The Limits of Political Revolution

In 2003 or so, in the height of the Bush II era, when you were ‘with us or with the terrorists’ and the Iraq War was in its first Friedman Unit, I went with my friend Jonny to an event called Drinking Liberally. As you might expect, it was held at a bar, and the idea was for liberals and progressives and so on to gather together and drink, bond, commiserate, and strategize. George W Bush was at the height of his power and popularity, and the various candidacies to replace him were in their beginning stages. I remember we all sat around a big table, with another rank of folks standing behind us. At one end of the table were these two dudes in sweaters doing their absolute best to hijack the conversation, talking over people and extolling their liberal-than-thou bona fides.

Their main point, aside from smug self-satisfaction? That the key to the Democratic party getting back into power was to get rid of all these centrists and DINOs, so the ‘Democratic wing of the Democratic Party’, i.e. its most liberal faction, could ascend to power. By some sort of Underpants Gnomes calculus, this was supposed to lead us to victory in 2004.

Let me say that again: shrinking the party to its hardest hard core of (let’s be honest, white, mostly male) progressives would somehow lead to electoral victory, where the key is to convince the most people to vote for you.

I believe the technical term for that is magical thinking.

I’d love to forget those two smug assholes. Hell, I’d love to forget the whole Bush II era, when conservatives started trying on their brown shirts and jackboots in earnest, and fucked shit up so bad these racist-ass United States actually elected a black man President. And it seems I’m not alone in that. To be honest, it seems like half the damn left forgot the lessons we should have learned back then, which is a big part of what made Donald Trump possible.

Which brings me, sigh, to Bernie Sanders and his ‘political revolution’.

In 2016, I was a Sanders guy, right up til it became mathematically impossible for him to win the nomination. I was thrilled to see someone bring the kind of deep progressive policy and political goals and rhetoric I, a lifelong progressive, had been wanting to see in mainstream discourse ever since I was old enough to vote and engaged enough to pay attention. Even when he didn’t win, I was thrilled when his rhetoric and platform did indeed cross over into the mainstream. I was less thrilled than the candidate himself, who crossed the line somewhere from someone whose goals and interest were driven by principle to someone whose principles were driven by his goals and his self-interest. But that seems to be most politicians, so it’s if not forgivable then not a deal-breaker on its own.

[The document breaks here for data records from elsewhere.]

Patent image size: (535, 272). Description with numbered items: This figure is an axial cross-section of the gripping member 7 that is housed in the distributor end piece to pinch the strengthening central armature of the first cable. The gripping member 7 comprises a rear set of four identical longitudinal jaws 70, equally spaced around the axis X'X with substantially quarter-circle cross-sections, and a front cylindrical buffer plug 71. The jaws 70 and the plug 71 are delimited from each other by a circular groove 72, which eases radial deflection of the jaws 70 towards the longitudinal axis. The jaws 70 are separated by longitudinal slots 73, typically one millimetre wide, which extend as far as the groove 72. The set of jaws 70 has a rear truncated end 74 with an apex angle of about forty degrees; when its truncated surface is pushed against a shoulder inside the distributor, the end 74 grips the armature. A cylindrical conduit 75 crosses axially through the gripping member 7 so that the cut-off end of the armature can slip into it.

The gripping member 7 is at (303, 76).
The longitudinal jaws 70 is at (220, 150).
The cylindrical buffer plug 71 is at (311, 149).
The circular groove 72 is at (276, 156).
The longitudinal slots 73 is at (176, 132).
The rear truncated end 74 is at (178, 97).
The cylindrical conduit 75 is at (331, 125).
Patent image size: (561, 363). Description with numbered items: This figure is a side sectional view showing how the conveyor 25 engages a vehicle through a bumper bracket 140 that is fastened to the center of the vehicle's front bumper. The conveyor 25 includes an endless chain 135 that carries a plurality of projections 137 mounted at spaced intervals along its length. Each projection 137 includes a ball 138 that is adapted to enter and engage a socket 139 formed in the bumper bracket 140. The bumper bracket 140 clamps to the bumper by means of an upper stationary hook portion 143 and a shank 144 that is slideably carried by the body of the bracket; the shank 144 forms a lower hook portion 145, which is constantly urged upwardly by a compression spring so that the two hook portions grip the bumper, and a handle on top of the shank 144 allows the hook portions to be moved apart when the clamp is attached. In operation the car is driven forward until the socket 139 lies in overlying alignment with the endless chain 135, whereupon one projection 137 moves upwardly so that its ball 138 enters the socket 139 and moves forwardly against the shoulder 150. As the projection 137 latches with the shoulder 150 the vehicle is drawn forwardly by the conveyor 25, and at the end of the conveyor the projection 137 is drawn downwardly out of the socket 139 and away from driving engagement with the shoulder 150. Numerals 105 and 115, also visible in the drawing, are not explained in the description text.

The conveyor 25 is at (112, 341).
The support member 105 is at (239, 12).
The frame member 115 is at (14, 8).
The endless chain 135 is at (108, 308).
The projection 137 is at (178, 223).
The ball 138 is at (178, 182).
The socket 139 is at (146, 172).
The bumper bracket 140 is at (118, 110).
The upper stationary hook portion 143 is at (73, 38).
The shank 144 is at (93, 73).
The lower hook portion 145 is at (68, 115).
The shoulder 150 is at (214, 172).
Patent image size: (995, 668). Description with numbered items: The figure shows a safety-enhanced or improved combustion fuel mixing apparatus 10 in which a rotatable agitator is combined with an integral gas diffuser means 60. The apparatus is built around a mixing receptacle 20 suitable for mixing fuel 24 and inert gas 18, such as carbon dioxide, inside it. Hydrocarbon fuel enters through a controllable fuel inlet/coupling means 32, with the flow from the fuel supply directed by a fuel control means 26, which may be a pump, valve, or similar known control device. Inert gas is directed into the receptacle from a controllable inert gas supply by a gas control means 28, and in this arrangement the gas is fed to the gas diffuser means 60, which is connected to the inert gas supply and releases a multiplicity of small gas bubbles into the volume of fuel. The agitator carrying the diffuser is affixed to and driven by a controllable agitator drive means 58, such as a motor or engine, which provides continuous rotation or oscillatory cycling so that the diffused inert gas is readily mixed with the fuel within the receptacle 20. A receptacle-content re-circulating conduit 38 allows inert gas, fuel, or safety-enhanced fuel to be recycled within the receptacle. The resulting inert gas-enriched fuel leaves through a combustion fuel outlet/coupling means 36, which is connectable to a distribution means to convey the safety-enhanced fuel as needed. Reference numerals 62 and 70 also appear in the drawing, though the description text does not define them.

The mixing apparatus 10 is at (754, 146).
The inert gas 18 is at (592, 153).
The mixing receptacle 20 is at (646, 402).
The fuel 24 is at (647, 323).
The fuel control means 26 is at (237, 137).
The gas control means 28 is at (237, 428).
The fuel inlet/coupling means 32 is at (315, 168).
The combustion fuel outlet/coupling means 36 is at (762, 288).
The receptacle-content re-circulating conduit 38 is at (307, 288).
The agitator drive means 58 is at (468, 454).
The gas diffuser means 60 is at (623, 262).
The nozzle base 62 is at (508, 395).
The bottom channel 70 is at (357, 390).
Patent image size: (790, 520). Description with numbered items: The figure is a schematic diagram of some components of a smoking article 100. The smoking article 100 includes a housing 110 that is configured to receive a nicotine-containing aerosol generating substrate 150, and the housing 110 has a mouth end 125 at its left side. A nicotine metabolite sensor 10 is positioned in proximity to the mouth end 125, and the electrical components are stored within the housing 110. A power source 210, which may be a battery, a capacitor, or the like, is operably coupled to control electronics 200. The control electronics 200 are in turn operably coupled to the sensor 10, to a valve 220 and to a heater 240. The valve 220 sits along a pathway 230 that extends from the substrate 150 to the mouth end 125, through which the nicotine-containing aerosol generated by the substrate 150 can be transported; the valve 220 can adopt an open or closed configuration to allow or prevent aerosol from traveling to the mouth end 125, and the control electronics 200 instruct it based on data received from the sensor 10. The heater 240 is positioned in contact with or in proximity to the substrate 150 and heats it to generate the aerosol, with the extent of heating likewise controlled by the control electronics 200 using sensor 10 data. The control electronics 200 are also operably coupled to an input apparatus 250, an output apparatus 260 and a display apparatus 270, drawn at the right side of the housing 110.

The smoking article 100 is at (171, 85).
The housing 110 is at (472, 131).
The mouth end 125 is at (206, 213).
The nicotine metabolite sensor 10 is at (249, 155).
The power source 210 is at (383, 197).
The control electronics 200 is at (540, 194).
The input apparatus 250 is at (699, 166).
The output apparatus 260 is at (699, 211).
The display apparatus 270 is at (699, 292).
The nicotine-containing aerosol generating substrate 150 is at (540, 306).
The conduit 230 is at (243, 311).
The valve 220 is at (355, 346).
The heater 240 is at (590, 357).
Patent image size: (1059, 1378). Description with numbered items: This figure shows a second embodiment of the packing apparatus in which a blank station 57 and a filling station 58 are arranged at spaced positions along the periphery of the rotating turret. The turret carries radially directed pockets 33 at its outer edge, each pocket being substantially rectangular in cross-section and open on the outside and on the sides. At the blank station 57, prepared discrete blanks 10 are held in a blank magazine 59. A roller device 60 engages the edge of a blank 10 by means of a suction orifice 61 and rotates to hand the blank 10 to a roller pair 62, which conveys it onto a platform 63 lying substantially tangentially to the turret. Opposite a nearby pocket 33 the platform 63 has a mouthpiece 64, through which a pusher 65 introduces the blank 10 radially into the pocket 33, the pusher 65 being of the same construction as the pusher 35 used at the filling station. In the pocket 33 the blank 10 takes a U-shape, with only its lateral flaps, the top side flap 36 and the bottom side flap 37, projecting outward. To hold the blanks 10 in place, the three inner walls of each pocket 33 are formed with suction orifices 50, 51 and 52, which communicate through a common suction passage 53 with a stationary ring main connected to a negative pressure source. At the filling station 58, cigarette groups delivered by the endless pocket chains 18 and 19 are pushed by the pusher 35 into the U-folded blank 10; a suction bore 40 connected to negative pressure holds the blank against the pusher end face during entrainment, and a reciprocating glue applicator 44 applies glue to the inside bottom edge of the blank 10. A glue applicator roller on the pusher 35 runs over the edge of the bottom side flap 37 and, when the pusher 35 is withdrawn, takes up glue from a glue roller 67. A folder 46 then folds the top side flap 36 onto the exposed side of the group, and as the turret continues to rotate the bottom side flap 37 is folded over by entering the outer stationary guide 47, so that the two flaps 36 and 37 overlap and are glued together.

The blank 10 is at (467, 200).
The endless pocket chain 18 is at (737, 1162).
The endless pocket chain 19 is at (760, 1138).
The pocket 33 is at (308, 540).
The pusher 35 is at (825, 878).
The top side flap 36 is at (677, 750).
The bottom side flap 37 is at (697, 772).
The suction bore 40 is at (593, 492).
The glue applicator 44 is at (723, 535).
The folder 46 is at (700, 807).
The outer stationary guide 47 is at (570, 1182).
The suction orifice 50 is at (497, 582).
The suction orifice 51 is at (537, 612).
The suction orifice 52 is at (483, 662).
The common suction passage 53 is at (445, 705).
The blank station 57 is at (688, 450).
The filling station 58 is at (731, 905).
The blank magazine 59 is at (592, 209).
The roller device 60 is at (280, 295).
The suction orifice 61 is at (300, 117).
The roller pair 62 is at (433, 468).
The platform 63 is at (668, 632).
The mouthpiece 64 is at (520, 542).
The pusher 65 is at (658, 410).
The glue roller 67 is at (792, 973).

But Bernie Sanders political revolution’s greatest strength is also its greatest weakness: it’s an insurgency defined as much by its opposition to the institutional Democratic Party as it is by its positive political and policy ambitions. Which, if you’re running for the Democratic Party’s nomination to be President, with the institutional backing that comes with it for a general election, is kind of a problem.

Yes, the party leadership has probably coordinated in response to Sanders’ rise. Which is, you know, their job and all that, conspiracy theories aside. But so, apparently, have the voters, who yesterday — and much to this Warren supporter’s chagrin — coalesced around Joe Biden, FSM help us all, as the last man standing/consensus choice.

Turns out snake emojis and sneering contempt for people you’re going to need later on isn’t the best strategy for building coalitions.

Look, temperamentally and policy-wise, I’m firmly aligned with Bernie Sanders (I’m even more so with Elizabeth Warren; the misogyny and deliberate erasure that handicapped her campaign will have to be a whole other post, though). We do in fact need radical change, even radical-er than Bernie himself calls for (ain’t a goddam thing gonna pass as long as there’s a filibuster in the Senate). But you know what we need to get that radical change passed into law? A great big fucking coalition, not all of whom are going to be hard core progressives who only identify as Democrats in Presidential election years.

I told those two guys all those years ago that much as I agreed with them on policy, you can’t get shit done if you don’t have a majority, and you don’t get a majority by telling people they’re sellouts or assholes if they don’t believe just as you believe, just as hard as you believe it. Almost twenty years on, looks like I’m still over here in the corner, saying the same goddam thing.